Pemukiman tersebut lebih dikenal dengan nama Kauman dan Suronatan. Dalam
perjalanan sejarah Yogyakarta, kehidupan religius di kampung tersebut menjadi
inspirasi dan tempat yang kondusif bagi tumbuh dan berkembangnya gerakan Muhammadyah pada tahun 1912 M yang dipimpin oleh K.H.Ahmad Dahlan.
Arsitektural Masjid Agung Keraton Yogyakarta
Masjid
Agung Keraton Yogya dibangun tak jauh berbeda dengan masjid masjid di tanah
jawa yang lebih dulu dibangun sebelumnya, seperti Masjid Agung Demak di kesultanan Demak yang masih eksis
hingga kini bersama alun alun dan pasarnya meskipun keraton kesultanan Demak
sudah tak bersisa karena dibumi hanguskan oleh penjajah Belanda.
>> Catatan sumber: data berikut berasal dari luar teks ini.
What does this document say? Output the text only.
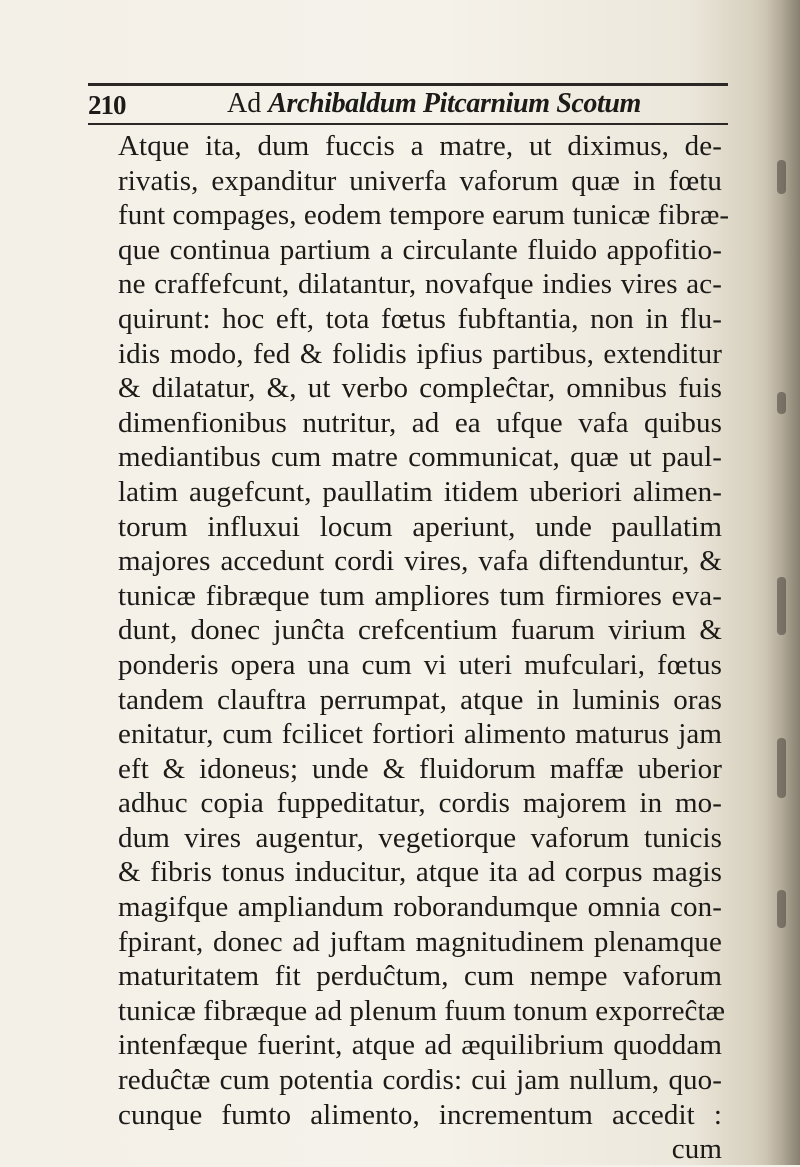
210	Ad Archibaldum Pitcarnium Scotum
Atque ita, dum fuccis a matre, ut diximus, de-
rivatis, expanditur univerfa vaforum quæ in fœtu
funt compages, eodem tempore earum tunicæ fibræ-
que continua partium a circulante fluido appofitio-
ne craffefcunt, dilatantur, novafque indies vires ac-
quirunt: hoc eft, tota fœtus fubftantia, non in flu-
idis modo, fed & folidis ipfius partibus, extenditur
& dilatatur, &, ut verbo compleĉtar, omnibus fuis
dimenfionibus nutritur, ad ea ufque vafa quibus
mediantibus cum matre communicat, quæ ut paul-
latim augefcunt, paullatim itidem uberiori alimen-
torum influxui locum aperiunt, unde paullatim
majores accedunt cordi vires, vafa diftenduntur, &
tunicæ fibræque tum ampliores tum firmiores eva-
dunt, donec junĉta crefcentium fuarum virium &
ponderis opera una cum vi uteri mufculari, fœtus
tandem clauftra perrumpat, atque in luminis oras
enitatur, cum fcilicet fortiori alimento maturus jam
eft & idoneus; unde & fluidorum maffæ uberior
adhuc copia fuppeditatur, cordis majorem in mo-
dum vires augentur, vegetiorque vaforum tunicis
& fibris tonus inducitur, atque ita ad corpus magis
magifque ampliandum roborandumque omnia con-
fpirant, donec ad juftam magnitudinem plenamque
maturitatem fit perduĉtum, cum nempe vaforum
tunicæ fibræque ad plenum fuum tonum exporreĉtæ
intenfæque fuerint, atque ad æquilibrium quoddam
reduĉtæ cum potentia cordis: cui jam nullum, quo-
cunque fumto alimento, incrementum accedit :
cum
Bangunan
Masjid Agung Keraton Yogyakarta berada di areal seluas kurang lebih 16.000
meter persegi.
Interior Masjid Ghede Kauman Yogyakarta |
Seluruh
kompleks Masjid ini dikelilingi oleh pagar tembok tinggi, pada bagian utara dibangun
Dalem Pengulon yaitu tempat tinggal Penghulu Keraton dan
keluarga Sultan serta kantor pengelola masjid. Abdi dalem pengulon inilah yang
membawahi para abdi dalem bidang keagamaan lainnya, seperti abdi dalem
pamethakan, suronoto, modin. Disekitar masjid juga dibangun fasilitas bagi para
pengurus masjid, ulama dan khatib serta para abdi dalem yang diberi nama Kauman yang berarti "tempat para kaum". Sedangkan
di sebelah barat masjid terdapat beberapa makam yang diantaranya adalah makam
Nyai Ahmad Dahlan.,
Seperti
halnya masjid-masjid lain di Jawa, masjid ini beratap limas bersusun tiga,
dalam tradisi Jawa disebut sebagai Tajuk Lambang Teplok, lengkap dengan mastaka/mustoko
yang mirip dengan daun kluwih/daun simbar dan gadha di ujung atap tertinggi. Makna
daun Kluwih adalah linuwih, atau punya kelebihan yang sempurna, sementara gadha
yang berarti tunggal, hanya mengakui ke-esaan Allah SWT. Sistem atap tumpang
tiga ini memiliki makna kesempurnaan hidup melalui tiga tahapan kehidupan
manusia yaitu, Syariat, Makrifat dan Hakekat. Keseluruhan struktur atap utama ditopang oleh
empat sokoguru utama dari kayu jati Jawa utuh berumur lebih dari 200 tahun
berdiri kokoh di ruang sholat utama.
Masjid ini mempunyai dua bagian utama, ruang sholat utama dan serambi Al Makalah Al Kabiroh. Ada juga Pagongan di sebelah utara dan selatan halaman luar masjid yang merupakan tempat gamelan. Setiap bulan Maulid tiba, gamelan ini akan dimainkan mengiringi dakwah para ulama. Jamaah yang datang ke masjid ini diharapkan dapat berbuat baik kepada sesama. Harapan ini sudah muncul ketika pengunjung menginjakkan kaki di depan pintu gerbang masjid, Gerbang yang dikenal dengan nama Gapuro ini berbentuk Semar Tinandu yang melambangkan seorang punakawan yang tugasnya mengasuh, menjaga, dan memberi teladan yang baik. Masjid Agung Jogja dilengkapi lima gerbang untuk memasuki halaman masjid. Dua gerbang di sisi utara dan selatan. Sedangkan gerbang utama yakni Gapuro Semar tinandu berad di sisi timur.
Bangunan
serambi masjid berbentuk denah empat persegi panjang. Serambi didirikan di atas
batur setinggi satu meter. Pada serambi ini terdapat 24 tiang berumpak batu
yang berbentuk padma. Umpak batu tersebut berpola hias motif pinggir awan yang
dipahatkan. Atap serambi masjid juga berbentuk limasan.
Pada
tahun 1867 terjadi gempa besar yang meruntuhkan bangunan asli serambi Masjid
Gedhe Kauman, lalu diganti dengan menggunakan material yang khusus
diperuntukkan bagi bangunan keraton. Tidak ketinggalan pula lantai dasar masjid
yang terbuat dari batu kali kini telah diganti dengan marmer dari Italia.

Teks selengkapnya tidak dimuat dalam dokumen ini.